How to Cut a Peach
Georgia Peach season is here! A ripe, juicy peach is one of the joys of summer. Not only can fresh peaches be enjoyed when eaten out of hand, peaches are can be used in both sweet (in cobblers and other baked goods) and savory (in salsas, sides and main dishes) recipes. Peach health benefits include fiber, potassium and vitamins A and C. Sweet peaches can also be beneficial for weight loss as they’re low in calories (just 60 per cup) and satisfying to your sweet tooth. The only bad thing about peaches is how short their season is!
Also known as drupes, stone fruits are just what they sound like – a fruit whose flesh surrounds a large (relative to the fruit), seed-encasing pit, like plums, cherries, and – of course – peaches.
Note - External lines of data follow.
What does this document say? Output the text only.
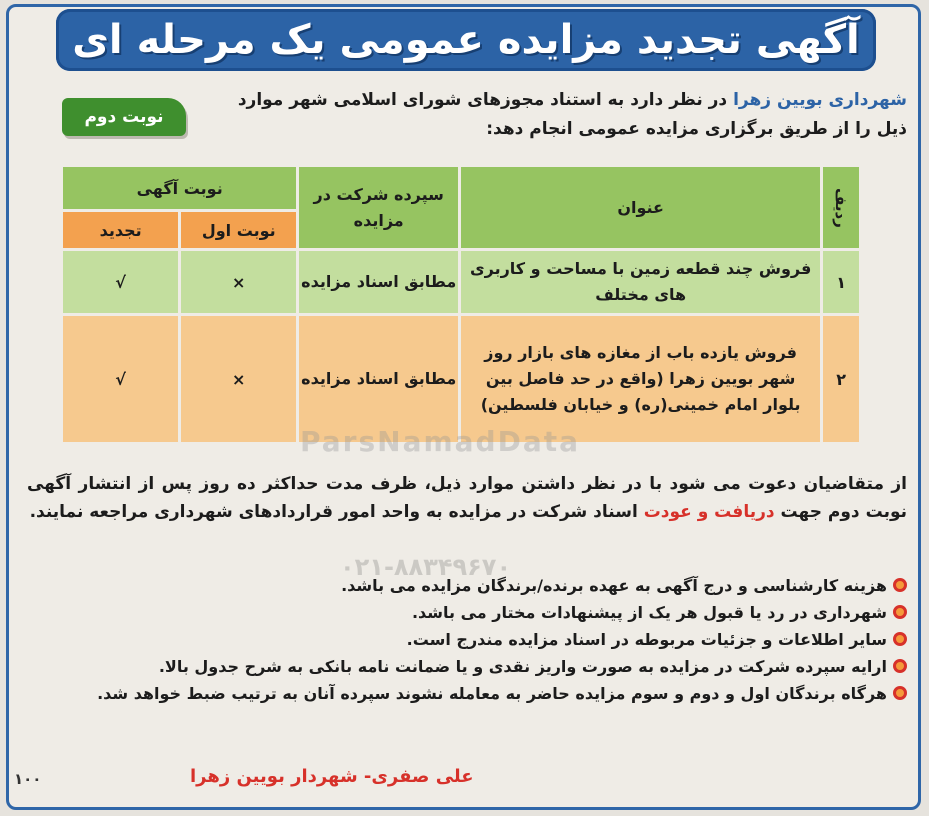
آگهی تجدید مزایده عمومی یک مرحله ای
نوبت دوم
شهرداری بویین زهرا در نظر دارد به استناد مجوزهای شورای اسلامی شهر موارد ذیل را از طریق برگزاری مزایده عمومی انجام دهد:
ردیف	عنوان	سپرده شرکت در مزایده	نوبت آگهی	
			نوبت اول	تجدید
۱	فروش چند قطعه زمین با مساحت و کاربری های مختلف	مطابق اسناد مزایده	×	√
۲	فروش یازده باب از مغازه های بازار روز شهر بویین زهرا (واقع در حد فاصل بین بلوار امام خمینی(ره) و خیابان فلسطین)	مطابق اسناد مزایده	×	√
ParsNamadData
از متقاضیان دعوت می شود با در نظر داشتن موارد ذیل، ظرف مدت حداکثر ده روز پس از انتشار آگهی نوبت دوم جهت دریافت و عودت اسناد شرکت در مزایده به واحد امور قراردادهای شهرداری مراجعه نمایند.
۰۲۱-۸۸۳۴۹۶۷۰
هزینه کارشناسی و درج آگهی به عهده برنده/برندگان مزایده می باشد.
شهرداری در رد یا قبول هر یک از پیشنهادات مختار می باشد.
سایر اطلاعات و جزئیات مربوطه در اسناد مزایده مندرج است.
ارایه سپرده شرکت در مزایده به صورت واریز نقدی و یا ضمانت نامه بانکی به شرح جدول بالا.
هرگاه برندگان اول و دوم و سوم مزایده حاضر به معامله نشوند سپرده آنان به ترتیب ضبط خواهد شد.
علی صفری- شهردار بویین زهرا
۱۰۰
There are two types of stone fruits – “freestone” and “clingstone.” A clingstone fruit’s pit tends to “cling” to the fruit, making it difficult to remove, while a freestone fruit’s pit separates from the fruit more easily. Clingstone peaches (like the June Gold and Ruby Prince varieties) or mostly used for canning, while freestone peaches (like fresh Georgia Peaches from Hale Groves) are good for eating fresh, grilling and slicing to add to recipes.
How to Cut up a Peach
Here’s a simple method for slicing and removing the stone or pit from a freestone peach:
- A peach has a natural, vertical “seam” along its side that runs from the bottom to the stem end of the fruit. Holding the peach with the stem end facing upwards, use a sharp knife to cut into the peach along the seam, pressing deeply enough to touch the stone within the fruit.
- Once you’ve hit the pit, roll the peach around the knife blade, keeping the pit in contact with the blade the whole time, until you have returned to the beginning of the cut.
- Set the knife down and take the peach in both hands, twisting the two halves in opposite directions to separate the two segments. The pit will remain in one of the halves.
- Use your fingers to pop the pit out of the peach half or use a melon baller or spoon to pry it out.
You can now slice the remaining peach halves to your desired thickness! (Tip: slice in the same directions in which the peach was halved.)
Where to Buy Georgia Peaches
You can buy Sweet Georgia Peaches online from Hale Groves! Available for a short time in mid-summer, our Georgia peaches for sale are famed for their sweetness. Hale Groves also offers Orchard Fresh Peaches for sale later in the summer, so you can look forward to a delicious peach delivery even after the Georgian variety are no longer available. Hale Groves is expert at shipping peaches and other fruits. When you buy peaches from us, you know they’re still on the tree at the time you place your order. We then choose the freshest and best to ship straight to you and your gift recipients.
Keeping Fresh-Sliced Peaches
We can’t imagine you’ll have much trouble using up your delicious, sliced peaches, but if you do want to ensure they keep a bit longer, we have a few tips:
- Splash fresh peach slices with lemon or orange juice. The vitamin C in the juice will help keep your peach slices from browning. This also works for apples and even bananas.
- Store fresh peach slices in the refrigerator. If you wrap your fresh peach slices up tightly in plastic wrap, they should be good for at least two or three days.
- How long do cut peaches last in the refrigerator?
- Store fresh peach slices in the freezer. Freezing is a great way to preserve peach slices! Brush them with lemon juice first, then lay the slices on cookie sheets and freeze them. After they’re frozen, transfer the slices to freezer-safe storage containers, and later in the winter you can treat yourself to a taste of summer by making peach cobbler!